The Falcon SF700 may look like another addition to the strip-till market, but the partnership behind it makes this a big story.
Instead of designing an entirely new strip-till system from the ground up, Kinze and Yetter each brought what they already do best. Kinze contributed its proven 5700 planter toolbar platform, while Yetter supplied its long-established 2984 Strip Freshener row units and decades of strip-till experience. The result is a machine that feels less like a collaboration born of convenience and more like an acknowledgment that modern farming equipment has become too specialized for any one company to excel at every component.
As strip-till continues to gain traction, this partnership may offer a glimpse into how agricultural equipment will be developed in the years ahead.
Strip-Till Has Become More Than a Niche Practice
For years, strip-till occupied a relatively small corner of production agriculture. Many growers appreciated its ability to reduce erosion, conserve moisture, and place nutrients precisely where crops need them, but adoption remained concentrated in regions where the practice had already proven itself.
That appears to be changing. Manufacturers increasingly see strip-till as a practical middle ground between conventional tillage and no-till. Growers can prepare an ideal seedbed while leaving residue between the rows, reducing fuel consumption, preserving soil structure, and making more efficient use of fertilizer. Those advantages have become more attractive as fuel, labor, and fertilizer costs have climbed.
Rather than asking whether strip-till works, more farmers are asking how difficult it is to adopt.
Why Two Companies Joined Forces
That question helps explain why Kinze and Yetter chose collaboration over competition.
Kinze has spent decades refining planter frames, toolbar flexibility, weight transfer systems, transport characteristics, and planter integration. Yetter, meanwhile, has built a reputation around residue management and strip-till row units. Neither company needed to reinvent what the other already had.
Instead, the Falcon SF700 combines Kinze’s familiar planter platform with Yetter’s proven Strip Freshener technology. The goal isn’t simply to create another strip-till machine, but to make strip-till feel familiar to growers who already own and operate Kinze planters. Matching toolbar dimensions, row spacing, and guidance systems can make the transition into strip-till less intimidating while improving planter-to-strip alignment during planting.
In many ways, the partnership reflects a broader shift across agricultural equipment. As machinery becomes more sophisticated, manufacturers increasingly recognize that combining proven technologies can deliver better results than trying to engineer every component internally.
The Row Spacing Story May Be Even More Important
One detail in the Falcon announcement deserves more attention than it has received.
The machine is available not only in traditional 30-inch configurations, but also factory-supported 22-inch and 20-inch row spacings.

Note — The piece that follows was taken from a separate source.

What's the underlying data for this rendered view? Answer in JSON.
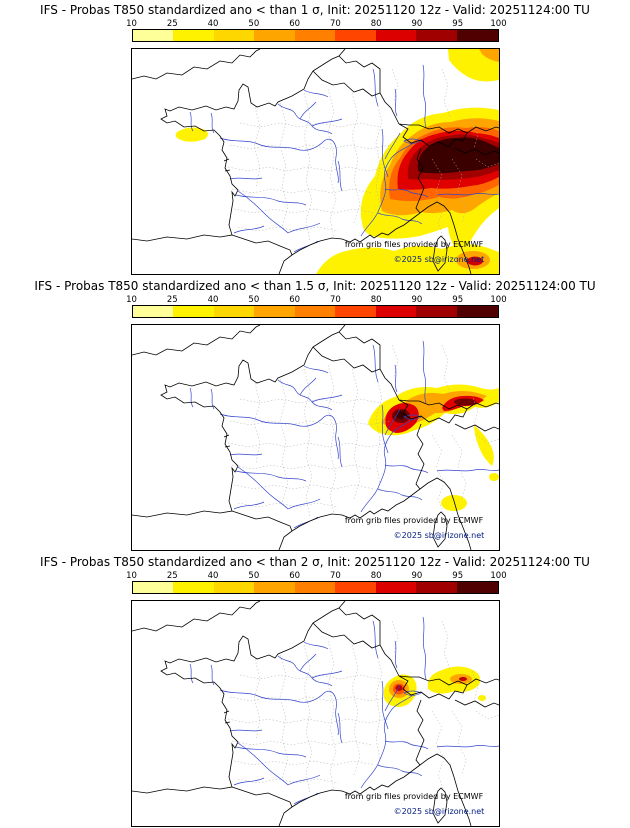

That may sound like a specification buried in the brochure, but it says something significant about where the strip-till market is heading.
Historically, most strip-till equipment has been built around 30-inch corn production. By offering factory configurations for narrower rows, Kinze and Yetter are acknowledging that today’s growers are looking for strip-till systems that match modern planter configurations rather than forcing their planting practices to match available equipment.
In other words, manufacturers are no longer expecting growers to adapt to strip-till. They’re adapting strip-till to fit the way growers already farm. That shift could help remove one of the biggest barriers to adoption.
Building a Planting System Instead of an Implement
Another interesting aspect of the Falcon SF700 is that it isn’t being marketed primarily as a tillage tool. Instead, Kinze repeatedly positions it as part of the planting system.
Everything from toolbar geometry and wing flex to GPS mounting and planter alignment is designed around creating consistent planting conditions. The strip-till pass becomes another step in the planting process rather than a separate tillage operation.
That philosophy reflects a growing trend throughout precision agriculture. Farmers increasingly evaluate equipment based on how well every machine works together, not how impressive each machine is on its own.
A Sign of What’s Coming
The Falcon SF700 may ultimately be remembered less for its specifications than for the business strategy behind it.
Rather than competing to build every component themselves, Kinze and Yetter chose to combine their respective strengths into a single product. It’s a practical approach that reduces development time, leverages proven technology, and gives growers confidence that they’re buying equipment built by companies with deep expertise in their respective specialties.
If the partnership proves successful, it wouldn’t be surprising to see more collaborations like this across the machinery industry.
As farming becomes increasingly precise and equipment becomes increasingly specialized, the future may belong not to companies trying to do everything themselves, but to those willing to build complete systems by partnering with the best in the business.